Notes from the EDem10 — 4th International Conference on eDemocracy 2010, at the Danube-University Krems, and held in Krems, Austria, on May 6th and 7th, 2010. More notes on this event: edem10.
Open Access to Research: Changing researcher behaviour through university and funder mandates
Stevan Harnad, Université du Quebec à Montréal & University of Southampton
The common point between open access and democracy has a good example in Wikipedia’s outcome: though the mechanism of meritocracy is not that good. In Wikipedia, the criterion is not truth but notability. If everyone says that cows fly, this is what the Wikipedia will say, even if it is not true. We need some sort of mechanism, of metrics, to measure feedback. And open access can be a good base to that.
Open access means free, immediate, online access to the 2.5 million annual research articles that are published in all 25,000 peer-reviewed journals in all scholarly scientific disciplines. It is not about removing peer-review but, on the contrary, to bring access to scientific outcomes validated, legitimated, credited, certified by this peer-review system.
It is important to note that none of the authors of the 2.5 million articles wants money for their articles: it is attention and feedback they’re asking for. this is a radical difference from other authors that make a living from writing. And that is why open access focuses on scientific publications.
Other knowledge outputs as books, textbooks, magazine articles, newspaper articles, music, video, software, other “knowledge”, data, unrefereed preprints are just not a priority, because they are not peer-reviewed and because these are not all author give-aways, written only for usage and impact, or because the author’s choice to self-archive can only be encouraged, not required in all cases (the cases of data and preprints).

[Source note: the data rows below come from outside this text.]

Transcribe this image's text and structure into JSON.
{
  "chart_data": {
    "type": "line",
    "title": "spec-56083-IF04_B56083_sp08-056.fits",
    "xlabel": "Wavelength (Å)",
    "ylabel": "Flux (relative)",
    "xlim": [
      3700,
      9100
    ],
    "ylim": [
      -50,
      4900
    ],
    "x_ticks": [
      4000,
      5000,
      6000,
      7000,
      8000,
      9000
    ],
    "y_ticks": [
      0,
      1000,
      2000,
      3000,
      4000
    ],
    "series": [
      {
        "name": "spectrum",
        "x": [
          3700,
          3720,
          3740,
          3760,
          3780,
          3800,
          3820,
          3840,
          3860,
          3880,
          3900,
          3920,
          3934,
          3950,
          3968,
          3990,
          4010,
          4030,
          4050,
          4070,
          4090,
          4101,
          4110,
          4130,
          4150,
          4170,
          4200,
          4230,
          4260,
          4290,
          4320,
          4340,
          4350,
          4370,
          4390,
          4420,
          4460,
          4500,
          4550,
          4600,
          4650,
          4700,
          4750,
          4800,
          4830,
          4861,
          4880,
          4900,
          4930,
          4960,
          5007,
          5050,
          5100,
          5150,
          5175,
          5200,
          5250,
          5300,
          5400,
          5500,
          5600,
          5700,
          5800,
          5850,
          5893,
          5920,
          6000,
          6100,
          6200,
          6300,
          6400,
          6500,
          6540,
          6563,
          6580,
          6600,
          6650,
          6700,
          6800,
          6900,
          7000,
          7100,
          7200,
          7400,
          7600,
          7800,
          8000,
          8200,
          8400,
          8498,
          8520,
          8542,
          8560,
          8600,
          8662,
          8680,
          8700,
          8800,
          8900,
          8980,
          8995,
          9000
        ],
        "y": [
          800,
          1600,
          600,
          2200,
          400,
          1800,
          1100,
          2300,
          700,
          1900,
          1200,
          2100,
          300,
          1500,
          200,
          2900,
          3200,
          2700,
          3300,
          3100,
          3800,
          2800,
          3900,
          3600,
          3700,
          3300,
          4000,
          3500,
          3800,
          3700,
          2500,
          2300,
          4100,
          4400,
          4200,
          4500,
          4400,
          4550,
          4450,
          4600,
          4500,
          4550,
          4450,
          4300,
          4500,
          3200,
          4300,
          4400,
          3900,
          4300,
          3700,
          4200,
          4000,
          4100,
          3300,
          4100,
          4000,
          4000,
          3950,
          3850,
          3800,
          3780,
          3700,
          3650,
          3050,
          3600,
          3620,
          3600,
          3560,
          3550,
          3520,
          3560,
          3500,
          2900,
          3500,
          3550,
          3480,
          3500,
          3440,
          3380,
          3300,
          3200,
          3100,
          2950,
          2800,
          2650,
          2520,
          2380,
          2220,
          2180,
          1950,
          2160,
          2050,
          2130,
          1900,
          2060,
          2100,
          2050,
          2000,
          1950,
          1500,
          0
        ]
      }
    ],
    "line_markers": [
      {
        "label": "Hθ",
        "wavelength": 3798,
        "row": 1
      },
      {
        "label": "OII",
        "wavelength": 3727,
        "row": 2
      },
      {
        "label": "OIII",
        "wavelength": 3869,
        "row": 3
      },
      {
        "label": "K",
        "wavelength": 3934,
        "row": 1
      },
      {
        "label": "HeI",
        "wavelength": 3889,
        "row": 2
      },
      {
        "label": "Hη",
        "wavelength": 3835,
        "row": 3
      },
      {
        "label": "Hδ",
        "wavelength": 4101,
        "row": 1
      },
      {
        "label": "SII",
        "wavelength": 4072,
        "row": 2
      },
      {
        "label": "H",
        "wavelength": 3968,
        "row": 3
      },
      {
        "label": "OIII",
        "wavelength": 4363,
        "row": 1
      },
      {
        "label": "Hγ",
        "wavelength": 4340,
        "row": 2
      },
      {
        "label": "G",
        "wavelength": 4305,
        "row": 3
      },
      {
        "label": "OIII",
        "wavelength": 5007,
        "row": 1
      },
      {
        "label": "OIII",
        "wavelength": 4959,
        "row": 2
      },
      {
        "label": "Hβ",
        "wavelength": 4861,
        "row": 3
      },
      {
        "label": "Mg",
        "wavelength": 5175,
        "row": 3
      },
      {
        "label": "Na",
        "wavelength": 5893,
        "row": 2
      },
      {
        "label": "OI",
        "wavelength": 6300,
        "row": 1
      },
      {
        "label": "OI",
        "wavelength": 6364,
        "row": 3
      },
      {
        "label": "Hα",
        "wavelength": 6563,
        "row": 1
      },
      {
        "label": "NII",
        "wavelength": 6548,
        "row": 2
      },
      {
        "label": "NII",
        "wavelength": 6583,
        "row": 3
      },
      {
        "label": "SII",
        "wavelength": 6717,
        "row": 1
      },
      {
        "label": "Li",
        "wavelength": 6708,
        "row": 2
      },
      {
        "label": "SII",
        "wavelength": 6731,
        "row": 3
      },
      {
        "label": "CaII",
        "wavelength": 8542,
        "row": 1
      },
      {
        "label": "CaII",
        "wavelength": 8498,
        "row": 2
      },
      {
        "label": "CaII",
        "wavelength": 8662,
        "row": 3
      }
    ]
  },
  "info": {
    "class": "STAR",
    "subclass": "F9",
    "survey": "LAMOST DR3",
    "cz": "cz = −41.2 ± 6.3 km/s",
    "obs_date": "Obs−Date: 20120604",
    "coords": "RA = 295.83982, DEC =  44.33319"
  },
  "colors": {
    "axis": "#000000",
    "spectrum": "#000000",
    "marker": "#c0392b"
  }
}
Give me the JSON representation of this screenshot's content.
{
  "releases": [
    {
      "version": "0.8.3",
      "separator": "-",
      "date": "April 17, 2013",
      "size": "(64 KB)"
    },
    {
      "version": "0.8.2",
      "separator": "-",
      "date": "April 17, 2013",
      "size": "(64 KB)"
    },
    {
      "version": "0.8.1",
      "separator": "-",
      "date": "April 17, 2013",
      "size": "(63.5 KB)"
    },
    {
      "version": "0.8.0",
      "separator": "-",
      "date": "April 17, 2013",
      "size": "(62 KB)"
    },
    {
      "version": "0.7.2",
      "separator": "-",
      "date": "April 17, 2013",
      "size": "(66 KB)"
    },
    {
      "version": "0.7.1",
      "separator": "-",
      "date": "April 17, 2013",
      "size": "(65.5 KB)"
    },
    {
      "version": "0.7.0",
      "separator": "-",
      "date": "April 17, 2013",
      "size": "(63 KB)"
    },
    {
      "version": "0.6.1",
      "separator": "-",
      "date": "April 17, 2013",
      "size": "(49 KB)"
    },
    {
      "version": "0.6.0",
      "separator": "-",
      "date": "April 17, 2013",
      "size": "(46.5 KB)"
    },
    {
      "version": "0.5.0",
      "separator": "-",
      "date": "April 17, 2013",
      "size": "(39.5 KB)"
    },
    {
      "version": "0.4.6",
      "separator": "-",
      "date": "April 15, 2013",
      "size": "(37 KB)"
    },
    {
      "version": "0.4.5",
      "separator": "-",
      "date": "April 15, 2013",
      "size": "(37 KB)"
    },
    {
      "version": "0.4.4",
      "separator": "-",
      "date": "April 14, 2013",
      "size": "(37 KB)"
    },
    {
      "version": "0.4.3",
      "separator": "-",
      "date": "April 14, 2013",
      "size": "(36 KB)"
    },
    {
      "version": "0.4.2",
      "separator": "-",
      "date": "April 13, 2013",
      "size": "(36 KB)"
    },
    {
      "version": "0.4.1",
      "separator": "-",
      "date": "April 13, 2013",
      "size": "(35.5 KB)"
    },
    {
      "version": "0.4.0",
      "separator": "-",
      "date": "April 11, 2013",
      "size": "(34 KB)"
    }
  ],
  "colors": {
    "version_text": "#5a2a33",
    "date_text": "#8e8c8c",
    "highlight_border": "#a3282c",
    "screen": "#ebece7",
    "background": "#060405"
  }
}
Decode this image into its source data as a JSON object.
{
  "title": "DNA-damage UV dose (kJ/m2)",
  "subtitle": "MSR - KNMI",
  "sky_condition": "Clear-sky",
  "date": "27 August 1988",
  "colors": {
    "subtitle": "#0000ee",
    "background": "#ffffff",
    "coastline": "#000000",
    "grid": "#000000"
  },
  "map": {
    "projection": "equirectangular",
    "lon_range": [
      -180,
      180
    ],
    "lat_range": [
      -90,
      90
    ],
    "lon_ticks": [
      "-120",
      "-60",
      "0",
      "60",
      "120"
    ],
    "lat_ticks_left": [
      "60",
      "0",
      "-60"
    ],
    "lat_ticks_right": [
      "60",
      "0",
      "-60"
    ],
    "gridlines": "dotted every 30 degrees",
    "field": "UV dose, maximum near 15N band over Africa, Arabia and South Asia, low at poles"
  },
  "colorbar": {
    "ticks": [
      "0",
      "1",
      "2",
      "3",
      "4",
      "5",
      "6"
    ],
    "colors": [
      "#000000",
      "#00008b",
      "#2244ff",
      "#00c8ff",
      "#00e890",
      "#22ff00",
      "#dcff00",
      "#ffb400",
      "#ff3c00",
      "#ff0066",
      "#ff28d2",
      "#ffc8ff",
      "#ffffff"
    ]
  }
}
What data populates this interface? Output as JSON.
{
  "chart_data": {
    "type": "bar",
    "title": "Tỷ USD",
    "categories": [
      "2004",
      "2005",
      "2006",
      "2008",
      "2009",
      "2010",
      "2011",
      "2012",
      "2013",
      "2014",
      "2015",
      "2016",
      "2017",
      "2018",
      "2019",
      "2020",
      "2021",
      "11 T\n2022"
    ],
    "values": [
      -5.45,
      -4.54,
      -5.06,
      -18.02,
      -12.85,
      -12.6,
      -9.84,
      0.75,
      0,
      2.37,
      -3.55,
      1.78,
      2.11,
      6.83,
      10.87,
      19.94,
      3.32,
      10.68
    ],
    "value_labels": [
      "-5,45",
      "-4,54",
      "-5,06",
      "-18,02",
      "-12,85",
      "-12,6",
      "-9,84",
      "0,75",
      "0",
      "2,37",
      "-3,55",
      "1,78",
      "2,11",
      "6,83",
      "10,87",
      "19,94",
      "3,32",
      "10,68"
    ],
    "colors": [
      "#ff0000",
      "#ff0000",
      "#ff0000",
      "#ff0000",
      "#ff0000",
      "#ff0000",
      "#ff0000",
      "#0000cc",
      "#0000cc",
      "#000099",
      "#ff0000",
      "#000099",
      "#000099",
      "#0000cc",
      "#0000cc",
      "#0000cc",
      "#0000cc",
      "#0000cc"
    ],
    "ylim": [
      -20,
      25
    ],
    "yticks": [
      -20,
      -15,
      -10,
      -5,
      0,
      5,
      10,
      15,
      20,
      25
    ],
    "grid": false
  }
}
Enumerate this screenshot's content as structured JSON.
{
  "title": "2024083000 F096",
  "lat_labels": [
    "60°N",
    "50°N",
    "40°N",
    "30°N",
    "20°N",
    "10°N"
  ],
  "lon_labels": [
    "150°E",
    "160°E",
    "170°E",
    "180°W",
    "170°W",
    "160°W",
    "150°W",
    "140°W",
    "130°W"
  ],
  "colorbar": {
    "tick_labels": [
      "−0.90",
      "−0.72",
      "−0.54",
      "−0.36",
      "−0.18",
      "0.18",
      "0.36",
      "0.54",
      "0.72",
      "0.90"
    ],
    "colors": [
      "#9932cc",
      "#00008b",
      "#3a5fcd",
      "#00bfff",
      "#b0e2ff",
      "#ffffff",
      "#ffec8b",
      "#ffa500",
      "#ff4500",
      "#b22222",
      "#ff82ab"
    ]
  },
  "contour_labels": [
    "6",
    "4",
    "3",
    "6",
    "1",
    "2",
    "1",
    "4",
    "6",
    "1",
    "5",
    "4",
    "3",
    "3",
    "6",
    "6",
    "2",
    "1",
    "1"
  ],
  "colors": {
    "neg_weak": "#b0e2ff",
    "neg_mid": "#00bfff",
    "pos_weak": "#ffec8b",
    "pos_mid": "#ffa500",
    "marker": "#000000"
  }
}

Two ways to provide open access.
- Green OA: once the article is accepted, the pre-print referee-accepted version is made open.
- Gold OA: open the published version, desirably the journal itself.
Reasons for open access: To maximise the uptake, usage, applications of a publication. Research open on the web has 25-50% more impact, and the better the article, the higher the impact of making that article open.
Surprisingly, despite the benefits still only a tiny fraction of researchers provide green access to their papers, and the only successful way so far has been mandates, mandates to provide green access enforced by funders and/or universities. Indeed, most researchers are for open access, but they just claim lack of time to do so, which means they would not oppose a mandate provided it came with the necessary resources to put it into practice.
Sample of candidate OA-era metrics: citations, CiteRank (like PageRank), co-citations, downloads, citations and downloads correlations, hub/authority index, chronometrics (latency, longevity), book index, endogamy/exogamy, links, tags, commentaries, journal impact factor, h-index (and variants), co-authorships, publication counts, number of publishing years, semiometrics (latent semantic indexing, text overlap, etc.), research funding, students, prizes, etc.
Q: what is then the future of journal publishing? A: for the time being, even in the areas where OA is higher, there has been no journal cancellations. Once everything is open access, many journals will have to change their business models, and only peer-review will remain: no archiving, no paper publishing, no online publishing, etc. And they will only need a small fraction of the money to be sustainable, and they’ll get if from funders, governments, universities, authors or whatever.
Brody et al. (2007) Incentivizing the Open Access Research Web: Publication-, Data-Archiving and Scientometrics. CTWatch Quarterly, 3(3).